Maya wanted to say something else to comfort the woman, but she decided against it. Cameron would have to learn the hard realities of this new world just as Maya had.
For now, they just needed to keep walking.
21
The mid-afternoon sun beat down on the women and the highway opened up, now devoid of abandoned or burnt out vehicles. Only a few cars had passed, and none had stopped even though Cameron had tried waving them down. One of the vehicles had been a tow truck with two men wearing gray mechanics shirts and baseball caps. Maya wondered how bad things must have gotten if blue-collar guys like that wouldn’t even slow down for two attractive hitchhikers. For the next half hour, not a single vehicle passed them. They’d come across two intact cars on the right shoulder, but the first had been out of gas and the second, a couple of miles further down the road, had refused to start when Maya had tried it, even with the key in the ignition.

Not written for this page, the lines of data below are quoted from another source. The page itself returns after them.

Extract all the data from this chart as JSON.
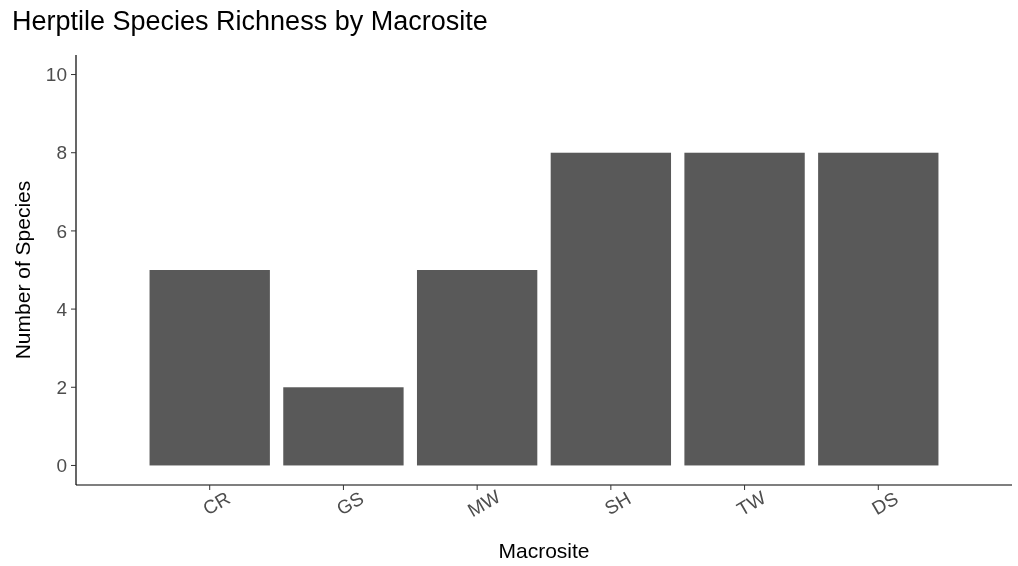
{
  "chart_data": {
    "type": "bar",
    "title": "Herptile Species Richness by Macrosite",
    "xlabel": "Macrosite",
    "ylabel": "Number of Species",
    "categories": [
      "CR",
      "GS",
      "MW",
      "SH",
      "TW",
      "DS"
    ],
    "values": [
      5,
      2,
      5,
      8,
      8,
      8
    ],
    "color": "#595959",
    "ylim": [
      -0.5,
      10.5
    ],
    "yticks": [
      0,
      2,
      4,
      6,
      8,
      10
    ],
    "grid": false
  }
}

They kept walking, Maya leading Cameron and neither of them speaking. The sun baked the asphalt to the consistency of warm brownies which sucked at their heels with every step. The air shimmied in the distance, heat pooling like floating water. A quarter-mile ahead, Maya spotted a steady incline. Her calves ached already, and she could feel the raw rub of blisters on her feet. The last thing she wanted to do was walk up that hill, but she’d power through it if that’s what she had to do.
But Cameron was another story.
The woman walked with her head down, dragging her feet along and wobbling from one leg to the other. She let her arms dangle, and her hair covered her face as she stared at the road while she walked. Cameron hadn’t said three words since they’d started walking again after the near-miss with the alien ship.
“How much did you know?” Maya asked.
Cameron looked up and swatted a tangle of hair aside, the bags under her eyes a charcoal smudge. “What?”
“About the invasion. The way you looked at that ship back there, it was like you hadn’t seen one anywhere.”
“I wasn’t exactly looking to grab a selfie with one.”
“Not on television, or outside your house?”
“If one had come over our house, I don’t think the house would have been there anymore.”
Good point.
“And as far as the television, Gerald’s too damn cheap to have cable. And our piece of shit antenna wasn’t picking up much of a signal beyond a couple of snowy channels. After Gerald left, I basically curled up in my bedroom. I didn’t even want to walk outside.”
Maya nodded.
“It didn’t seem to faze you too much.” Cameron had picked up her pace, matching Maya stride for stride as the conversation distracted them both from the beginning rise in elevation.
“Yeah, well, in my line of work, you have to learn how to keep your cool and make sure your head is clear. People’s lives are on the line.”
“I don’t know how you do it. Some asshole pinches my ass after I deliver a pitcher of watered-down beer to his table, and I wanna claw his eyes out.”
Maya laughed, imagining some drunkard getting smacked around by this scrawny woman. Cameron laughed along with her after a moment, shaking her head and staring back to the horizon.